Saint Louise Hospital’s recent patient issues an example of why regulators are needed
While Saint Louise Hospital is under fire by a federal oversight board, I am reminded once again why we have a government for the people by the people to protect the people. But this government that protects us is not without cost.
We hear it every day that government is too big, unyielding and strangling. I don’t believe it is too big as much as it has grown in response to big business and often times when big business has been found to be unable to control itself.
I am reminded by a peanut corporation in Alabama that knew there was salmonella in their product but did not report it because the positive test did not require reporting since it was a not a scheduled test. No regulation was broken but common sense wasn’t working either. People died.
After the Wall Street debacle, the first call was for new regulations which are now in place. To enforce the regulations, unfortunately you need new facilities, staff, equipment, etc., to provide oversight and investigate complaints. As much as we complain about the regulations, they are there to protect us all.
Go to www.recalls.gov/recent.html to see a list of recalls that don’t make it to Main Street. I am tired of hearing government is too big and too costly. If it is, it is because big business cannot self-regulate, and when it does, there is documented abuse and even loss of lives.
We have a large national debt, but I find it to be more of a political issue than an economic issue. It’s not because we are over regulated as many would blame. We have two wars that – including the long-term caring for vets and families – could cost us up to $11 trillion, which almost equals the national debt. We have had huge tax cuts that favor the wealthiest and the GOP wants to cut it even more.
We attack public pensions, close libraries and state parks, underfund schools. And while the media blasts rhetoric that government is too big, a huge group of charlatans who have manipulated public opinion to change policy for their own self-interests slithers and giggles all the way to a bank.
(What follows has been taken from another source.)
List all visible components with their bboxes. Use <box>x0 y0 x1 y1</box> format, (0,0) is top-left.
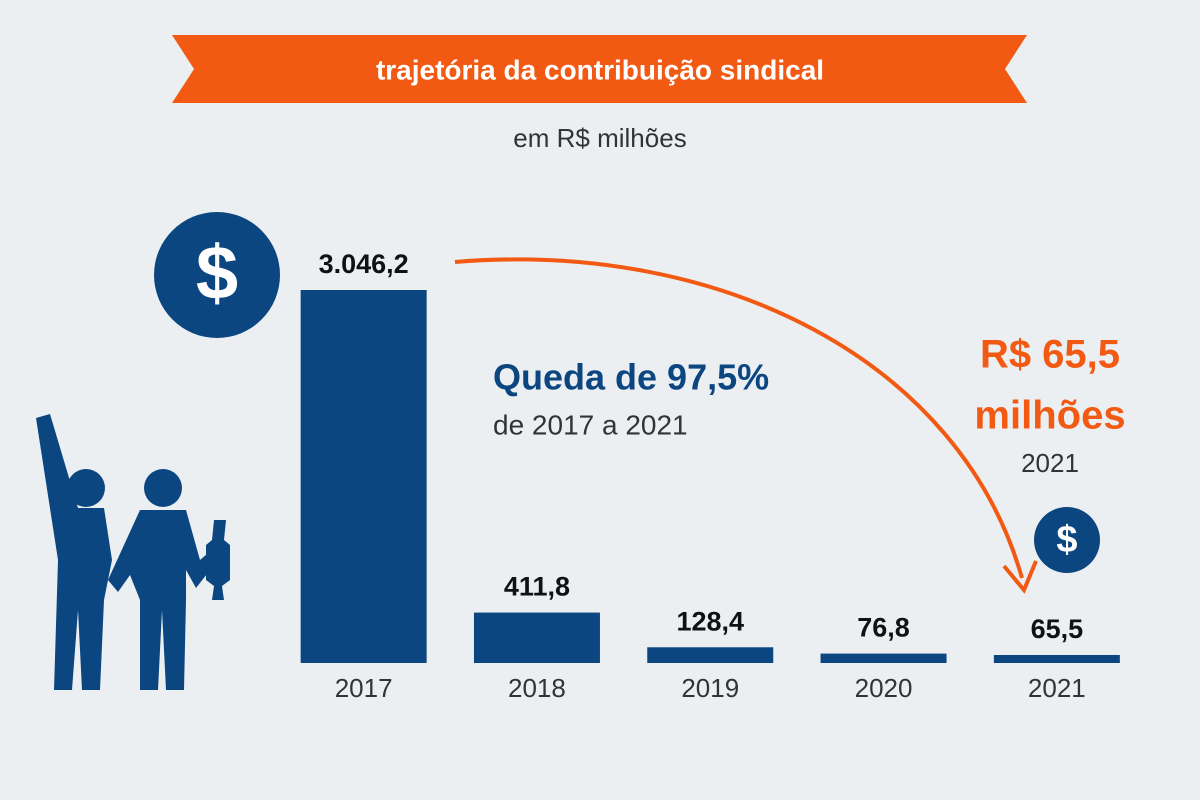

I hope Saint Louise corrects the problems and I am thankful for the regulator who found them.
Mark Grzan, Morgan Hill
Middle class beware – new taxes aimed at you, but the rhetoric deflects the truth
Taxing the middle class to grow and expand government is the Democrat way; don’t be fooled by their straw man (“the rich”). Obama, like Clinton, will say anything to get re-elected, and then backstab. Remember when Clinton said, “I will not tax the middle class to pay for these programs,” and then revealed that anyone making above $20,000 was “rich”?
If you doubt this, why, beginning this tax year (carefully implemented to take effect after the 2012 election), will our medical insurance value be reported on our W-2’s? (Answer: So they can tax our already-expensive medical insurance plans!) Fortunately, support for Obamacare has reached yet a new low and will likely be thrown out by the most decent Supreme Court in decades.
Statewide and local, look at the tax-hike petitions that are being passed by Gov. Moonbeam’s stooges. Read them – every one contains a tax hike on the middle class! The public employees pension system is in debt, and due to court rulings, funding for those comes off the top. Their propaganda will ramble on about why their jobs are far more important than those of the rest of us, and how we so desperately need them to lord over us for our safety – protecting us from ourselves – and for their twisted lie known as social “justice.”
Much like they did with the lottery and various transportation measures, they can, and will, bait and switch if the people are dumb enough to agree to pay more – to throw more money into the pit known by the former euphemism as “government.” They pass petitions and tell us it’s a tax for education, and while those funds do go to education, they divert the same amount (or more) therefrom to items that would never come close to passing (like pensions for the elite, or the waste known as VTA).
The best thing that could happen is the complete financial collapse – implosion – of the government, both state and federal. It is the only way to force the reform granted some occasional, election-year lip service by the elected elite. And the sooner it happens, the less damaging it will be in the long run. But then again, long-term thinking hasn’t happened at the federal level since 1789.